Abfindungsausschluss in Gesellschaftsvertrag für Verletzung von Gesellschaftsinteressen oder Gesellschafterpflichten  ist nichtig

Dr. Sebastian von Thunen, LL.M., Rechtsanwalt

Eine Bestimmung im Gesellschaftsvertrag einer GmbH, nach der im Fall einer (groben) Verletzung der Interessen der Gesellschaft oder der Pflichten des Gesellschafters keine Abfindung zu leisten ist, ist sittenwidrig, damit nichtig und nicht grundsätzlich als Vertragsstrafe zulässig.

I. Hintergrund

Das Urteil reiht sich ein in die verästelte Rechtsprechung rund um die Bemessung der Abfindung eines aus einer Gesellschaft ausscheidenden Gesellschafters. Diese unterliegt in Personengesellschaften (z.B. GmbH & Co. KG) und Kapitalgesellschaften (insbesondere GmbH) im Wesentlichen den gleichen richterrechtlichen Vorgaben (Siehe dazu näher Kirchdörfer/Lorz, FuS 2012, 176 ff.). Danach hat grundsätzlich jeder – gleich aus welchem Grund – aus der Gesellschaft ausscheidende Gesellschafter einen sofort fälligen Anspruch auf die Abgeltung des vollen wirtschaftlichen Werts seiner Beteiligung (Grundlegend BGH 01.04.1953 – II ZR 253/52, BGHZ 9, 157.). In den Gesellschaftsverträgen von Familienunternehmen wird dieser Abfindungsanspruch aber zur Liquiditätssicherung hinsichtlich Fälligkeit, Berechnungsmethodik und Höhe in der Regel modifiziert. Damit einhergehende Abfindungsbeschränkungen sind grundsätzlich zulässig, soweit sie nicht zu einem groben Missverhältnis zwischen der gesellschaftsvertraglich vorgesehenen Abfindung und dem vollen wirtschaftlichen Wert der Beteiligung des ausscheidenden Gesellschafters führen. Ergibt sich ein solches grobes Missverhältnis erst aufgrund der Wertentwicklung des Unternehmens im Laufe der Zeit, nimmt die Rechtsprechung lediglich eine Anpassung der als solchen unzulässigen Abfindungsklausel auf einen zulässigen Wert durch sog. ergänzende Vertragsauslegung vor.

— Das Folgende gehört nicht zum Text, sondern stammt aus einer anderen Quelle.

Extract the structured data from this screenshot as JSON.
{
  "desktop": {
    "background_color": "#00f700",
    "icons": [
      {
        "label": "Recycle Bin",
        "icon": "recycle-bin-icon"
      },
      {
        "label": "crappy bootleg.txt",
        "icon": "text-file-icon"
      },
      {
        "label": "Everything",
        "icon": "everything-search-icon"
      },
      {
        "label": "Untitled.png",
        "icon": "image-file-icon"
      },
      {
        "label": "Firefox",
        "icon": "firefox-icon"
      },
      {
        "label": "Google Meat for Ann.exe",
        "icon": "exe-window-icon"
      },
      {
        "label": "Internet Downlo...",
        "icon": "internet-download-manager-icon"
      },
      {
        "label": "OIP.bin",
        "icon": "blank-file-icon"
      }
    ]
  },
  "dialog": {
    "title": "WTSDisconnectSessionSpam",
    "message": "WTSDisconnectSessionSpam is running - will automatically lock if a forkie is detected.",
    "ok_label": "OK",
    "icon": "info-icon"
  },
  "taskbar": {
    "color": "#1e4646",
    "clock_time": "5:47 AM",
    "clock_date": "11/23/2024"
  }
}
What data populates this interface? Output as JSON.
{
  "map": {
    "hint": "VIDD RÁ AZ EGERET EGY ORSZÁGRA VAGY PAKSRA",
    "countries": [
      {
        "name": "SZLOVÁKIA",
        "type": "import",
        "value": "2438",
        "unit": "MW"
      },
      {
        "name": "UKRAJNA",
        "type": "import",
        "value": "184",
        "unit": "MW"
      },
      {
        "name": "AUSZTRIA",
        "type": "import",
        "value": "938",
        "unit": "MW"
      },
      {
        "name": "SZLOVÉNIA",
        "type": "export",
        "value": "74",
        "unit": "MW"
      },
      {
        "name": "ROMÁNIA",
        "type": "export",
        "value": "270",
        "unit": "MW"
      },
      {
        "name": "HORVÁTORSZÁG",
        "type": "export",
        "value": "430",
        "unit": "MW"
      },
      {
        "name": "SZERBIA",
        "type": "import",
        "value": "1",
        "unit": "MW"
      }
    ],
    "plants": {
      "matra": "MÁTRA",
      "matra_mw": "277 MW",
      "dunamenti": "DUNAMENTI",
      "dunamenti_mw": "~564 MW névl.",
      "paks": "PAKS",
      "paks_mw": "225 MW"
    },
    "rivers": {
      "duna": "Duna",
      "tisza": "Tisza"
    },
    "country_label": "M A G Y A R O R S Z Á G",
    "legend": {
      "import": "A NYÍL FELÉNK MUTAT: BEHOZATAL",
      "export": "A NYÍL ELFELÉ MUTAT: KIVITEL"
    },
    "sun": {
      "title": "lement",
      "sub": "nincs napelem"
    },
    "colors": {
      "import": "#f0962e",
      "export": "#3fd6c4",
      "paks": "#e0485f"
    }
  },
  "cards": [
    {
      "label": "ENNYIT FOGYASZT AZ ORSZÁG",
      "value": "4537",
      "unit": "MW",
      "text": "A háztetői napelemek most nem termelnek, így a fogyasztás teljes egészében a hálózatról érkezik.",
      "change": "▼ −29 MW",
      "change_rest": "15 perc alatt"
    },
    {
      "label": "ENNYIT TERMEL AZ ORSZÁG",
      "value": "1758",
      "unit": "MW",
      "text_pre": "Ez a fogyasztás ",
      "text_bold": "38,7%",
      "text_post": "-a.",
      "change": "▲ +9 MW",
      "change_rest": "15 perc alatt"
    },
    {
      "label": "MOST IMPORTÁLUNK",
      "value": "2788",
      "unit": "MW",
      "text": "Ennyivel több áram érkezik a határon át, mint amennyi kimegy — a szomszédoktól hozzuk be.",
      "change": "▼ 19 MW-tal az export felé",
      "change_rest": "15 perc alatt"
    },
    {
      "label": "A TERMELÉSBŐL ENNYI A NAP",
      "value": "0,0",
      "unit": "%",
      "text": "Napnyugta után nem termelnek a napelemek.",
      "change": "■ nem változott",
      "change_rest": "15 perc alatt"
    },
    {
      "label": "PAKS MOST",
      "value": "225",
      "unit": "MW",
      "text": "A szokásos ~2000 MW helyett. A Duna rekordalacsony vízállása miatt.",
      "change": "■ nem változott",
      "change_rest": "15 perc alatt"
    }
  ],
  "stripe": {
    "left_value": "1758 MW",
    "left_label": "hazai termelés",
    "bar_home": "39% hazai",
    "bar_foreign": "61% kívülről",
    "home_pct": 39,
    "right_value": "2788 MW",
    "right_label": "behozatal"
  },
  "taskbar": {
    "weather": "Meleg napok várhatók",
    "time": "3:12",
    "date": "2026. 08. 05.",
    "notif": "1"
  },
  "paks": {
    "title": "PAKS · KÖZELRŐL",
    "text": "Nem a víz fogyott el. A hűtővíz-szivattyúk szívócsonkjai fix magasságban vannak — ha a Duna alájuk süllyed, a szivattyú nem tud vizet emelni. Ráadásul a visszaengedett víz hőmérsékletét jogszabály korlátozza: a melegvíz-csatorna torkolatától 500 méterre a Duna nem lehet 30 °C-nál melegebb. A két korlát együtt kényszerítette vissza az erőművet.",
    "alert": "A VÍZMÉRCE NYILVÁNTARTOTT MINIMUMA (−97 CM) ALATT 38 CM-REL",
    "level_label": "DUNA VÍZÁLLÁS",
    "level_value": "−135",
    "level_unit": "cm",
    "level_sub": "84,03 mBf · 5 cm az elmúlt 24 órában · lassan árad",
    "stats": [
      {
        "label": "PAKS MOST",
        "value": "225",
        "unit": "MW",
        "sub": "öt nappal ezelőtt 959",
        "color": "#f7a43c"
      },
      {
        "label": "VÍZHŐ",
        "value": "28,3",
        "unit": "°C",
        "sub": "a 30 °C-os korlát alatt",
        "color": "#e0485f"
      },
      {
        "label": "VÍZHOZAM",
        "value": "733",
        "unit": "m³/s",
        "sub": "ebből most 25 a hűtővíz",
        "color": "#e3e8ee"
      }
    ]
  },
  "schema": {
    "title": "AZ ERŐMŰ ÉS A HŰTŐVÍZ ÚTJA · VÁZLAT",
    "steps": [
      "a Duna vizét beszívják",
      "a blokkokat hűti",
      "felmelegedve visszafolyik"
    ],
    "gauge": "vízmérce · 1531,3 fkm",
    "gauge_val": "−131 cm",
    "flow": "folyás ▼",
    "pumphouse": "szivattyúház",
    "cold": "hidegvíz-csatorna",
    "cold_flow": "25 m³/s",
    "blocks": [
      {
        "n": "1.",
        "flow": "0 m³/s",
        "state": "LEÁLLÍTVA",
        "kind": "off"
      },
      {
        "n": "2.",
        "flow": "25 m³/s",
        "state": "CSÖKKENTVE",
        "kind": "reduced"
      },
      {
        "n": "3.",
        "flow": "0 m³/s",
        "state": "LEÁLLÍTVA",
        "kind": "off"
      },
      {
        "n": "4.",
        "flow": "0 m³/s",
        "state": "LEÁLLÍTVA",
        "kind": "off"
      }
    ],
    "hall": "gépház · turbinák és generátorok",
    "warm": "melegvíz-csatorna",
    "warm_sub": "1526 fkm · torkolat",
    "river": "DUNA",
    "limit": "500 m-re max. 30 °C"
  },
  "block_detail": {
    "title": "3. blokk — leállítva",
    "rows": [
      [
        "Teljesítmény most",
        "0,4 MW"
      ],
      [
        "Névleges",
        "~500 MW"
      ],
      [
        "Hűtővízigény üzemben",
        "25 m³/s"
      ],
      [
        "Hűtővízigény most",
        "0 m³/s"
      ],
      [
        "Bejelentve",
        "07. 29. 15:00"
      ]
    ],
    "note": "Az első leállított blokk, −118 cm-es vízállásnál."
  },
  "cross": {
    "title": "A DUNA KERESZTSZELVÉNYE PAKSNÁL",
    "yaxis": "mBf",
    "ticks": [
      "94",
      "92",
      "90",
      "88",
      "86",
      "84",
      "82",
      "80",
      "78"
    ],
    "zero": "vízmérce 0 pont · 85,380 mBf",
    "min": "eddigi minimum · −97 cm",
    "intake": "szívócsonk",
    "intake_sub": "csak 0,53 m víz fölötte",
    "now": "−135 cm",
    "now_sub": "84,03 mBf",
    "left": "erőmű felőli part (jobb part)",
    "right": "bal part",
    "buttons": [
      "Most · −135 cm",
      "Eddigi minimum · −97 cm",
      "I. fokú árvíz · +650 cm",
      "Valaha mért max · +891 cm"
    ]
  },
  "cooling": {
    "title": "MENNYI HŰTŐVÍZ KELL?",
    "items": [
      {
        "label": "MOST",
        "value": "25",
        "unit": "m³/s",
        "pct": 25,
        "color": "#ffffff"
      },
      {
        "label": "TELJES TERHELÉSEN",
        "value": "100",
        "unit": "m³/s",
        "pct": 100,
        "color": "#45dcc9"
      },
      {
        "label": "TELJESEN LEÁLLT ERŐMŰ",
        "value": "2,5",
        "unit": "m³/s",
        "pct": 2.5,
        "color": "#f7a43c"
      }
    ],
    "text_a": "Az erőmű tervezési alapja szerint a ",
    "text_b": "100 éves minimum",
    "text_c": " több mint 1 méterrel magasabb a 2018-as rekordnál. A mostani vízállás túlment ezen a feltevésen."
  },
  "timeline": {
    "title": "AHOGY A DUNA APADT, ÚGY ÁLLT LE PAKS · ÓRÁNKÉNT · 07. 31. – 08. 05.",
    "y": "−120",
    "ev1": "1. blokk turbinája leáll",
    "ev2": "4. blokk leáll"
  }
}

Abfindungsklauseln, die dem ausscheidenden Gesellschafter die Beteiligung am Unternehmenswert hingegen von vorneherein gezielt abschneiden, wer- den hingegen grundsätzlich als sit- tenwidrig i.S.v. § 138 BGB und damit nichtig verworfen, was zur Abfindung nach dem vollen wirtschaftlichen Wert führt.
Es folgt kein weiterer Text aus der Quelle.